一面、視界いっぱいの雪景色。結界を抜けた先には雪国が広がっていた。
「ここが……『裏』……」
リオンは、呆然と体を震わせる。五十年近く生きてきて、初めて到達した未知。残っていた恐怖も、洗いざらい流されてしまうほどに鮮烈な叡智。記録する余裕のないそれを、脳裏に焼き付け保存する。
しばし雪に目を奪われていた彼ら。落ち着いた後に、一つ、一際不可思議な光景に気づき始める。
「おい、あれは」
「っすね……どうなってんすか……?」
そこには村があった。山の麓、山頂から見渡せる場所に小さくぽつんと。寂しげな有様だが、雪の中でも確実に見つけ出すことができる。
──日差しが、降り注いでいたからだ。
雲が厚く空を覆う世界で、ピンポイントに日の光が注がれている。理解の外側にある光景。それこそ、彼らの追い求めるもの。
「行ってみましょう」
目指す敵の手がかりを求め、ミツキは崩れそうな雪を、自らの足で踏み締めた。
「あったけえ……ちゃんと日ざしだ……」
村には人が暮らしていた。子供の笑い声が響き、土を耕す音が聞こえる。家屋はどれも木製で、機材や機械を使わずに人力で作られたことが窺える。
「不用心だな……塀の一つも備えていないとは」
この世界には魔獣が潜む。故に、どんな小さな農村だろうと、柵や塀による防御は欠かさない。それが、この村には一つとして確認できなかった。

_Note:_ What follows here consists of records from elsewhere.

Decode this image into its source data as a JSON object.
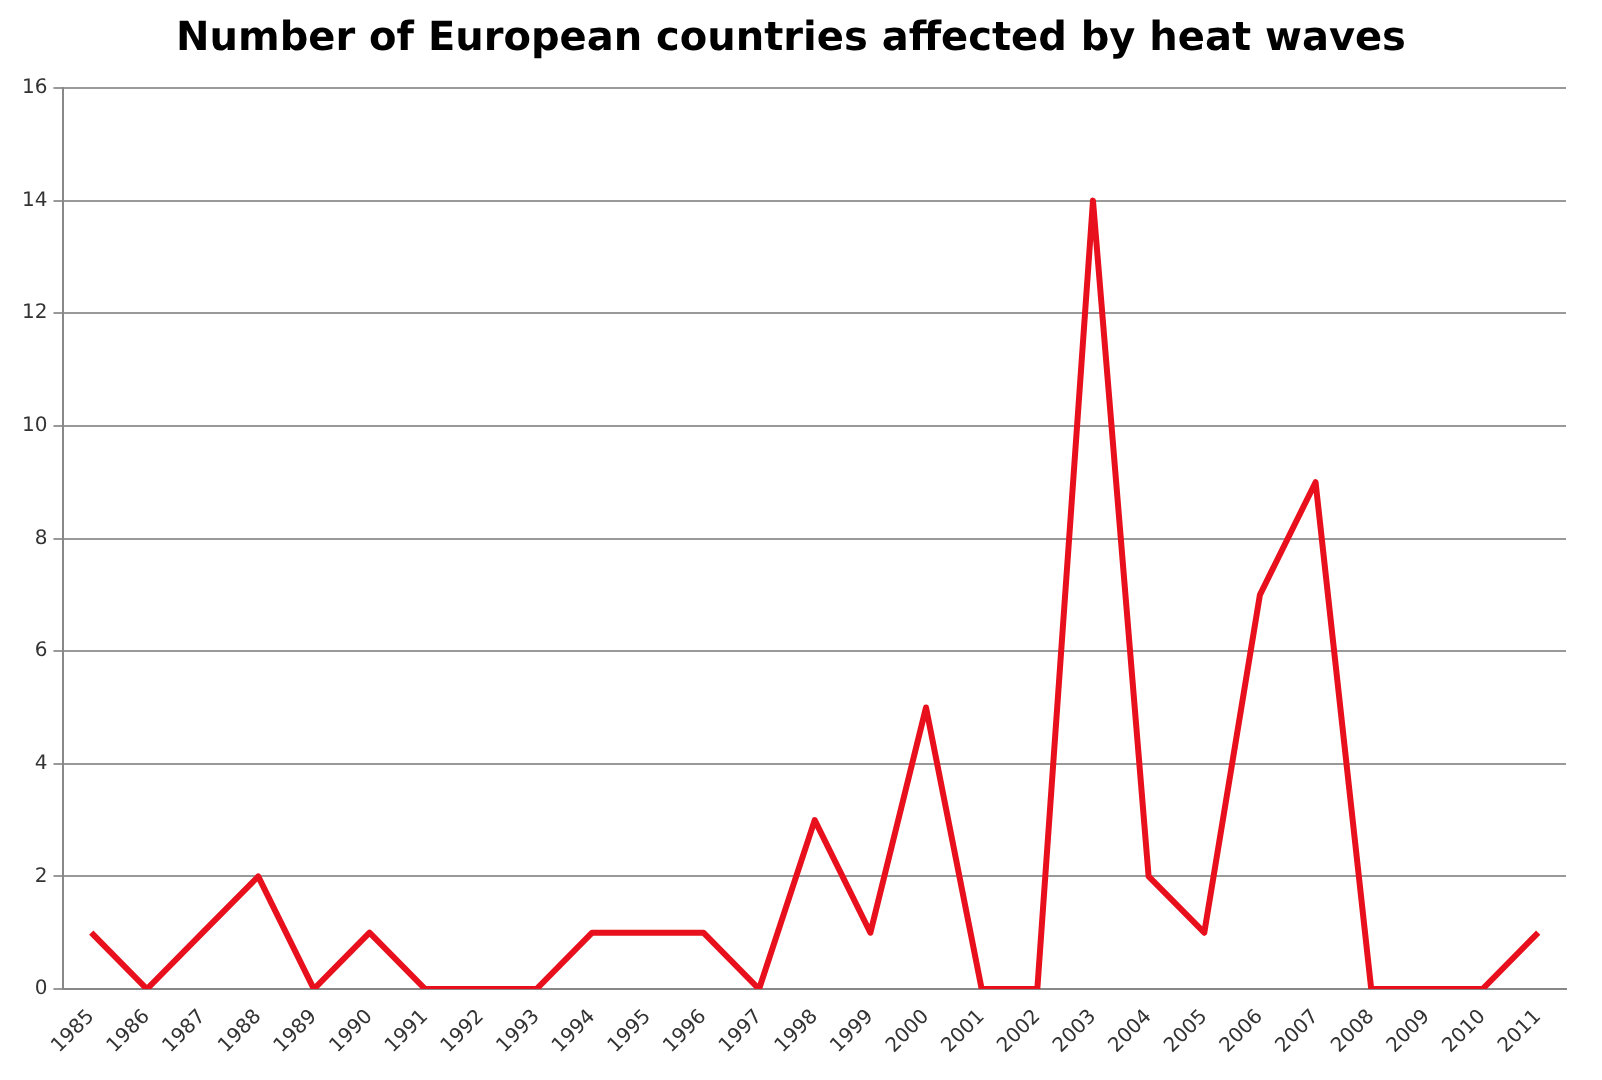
{
  "chart_data": {
    "type": "line",
    "title": "Number of European countries affected by heat waves",
    "categories": [
      "1985",
      "1986",
      "1987",
      "1988",
      "1989",
      "1990",
      "1991",
      "1992",
      "1993",
      "1994",
      "1995",
      "1996",
      "1997",
      "1998",
      "1999",
      "2000",
      "2001",
      "2002",
      "2003",
      "2004",
      "2005",
      "2006",
      "2007",
      "2008",
      "2009",
      "2010",
      "2011"
    ],
    "series": [
      {
        "color": "#e8101c",
        "values": [
          1,
          0,
          1,
          2,
          0,
          1,
          0,
          0,
          0,
          1,
          1,
          1,
          0,
          3,
          1,
          5,
          0,
          0,
          14,
          2,
          1,
          7,
          9,
          0,
          0,
          0,
          1
        ]
      }
    ],
    "ylim": [
      0,
      16
    ],
    "yticks": [
      0,
      2,
      4,
      6,
      8,
      10,
      12,
      14,
      16
    ],
    "grid": "y",
    "legend": false,
    "marker": "none",
    "line_style": "solid"
  }
}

あるのは、周囲を囲む木々だけ。それだけが、この村の領域を区切っている。
「情報収集と行こうかな。できれば大人に話を聞きたいが……」
視界に入るのは子供ばかり。大人は隠れた場所で、農作業をおこなっているようだった。
「いらっしゃい。お客さんが来るのは珍しいわね?」
「──!!」
背後から、声をかけられる。たおやかで柔らか。清廉を絵に描いたような透き通った声。
彼女は白の外套を身にまとい、彼らの後ろで笑みを蓄えたまま歓迎する。
「ようこそ、捨てられた者たちの村、アイディールへ。長旅、大変だったでしょう? 少し、休んでいったらどうかしら?」
「──ベル、さん」
敵であるはずの彼女が、旅の始まりを讃えていた。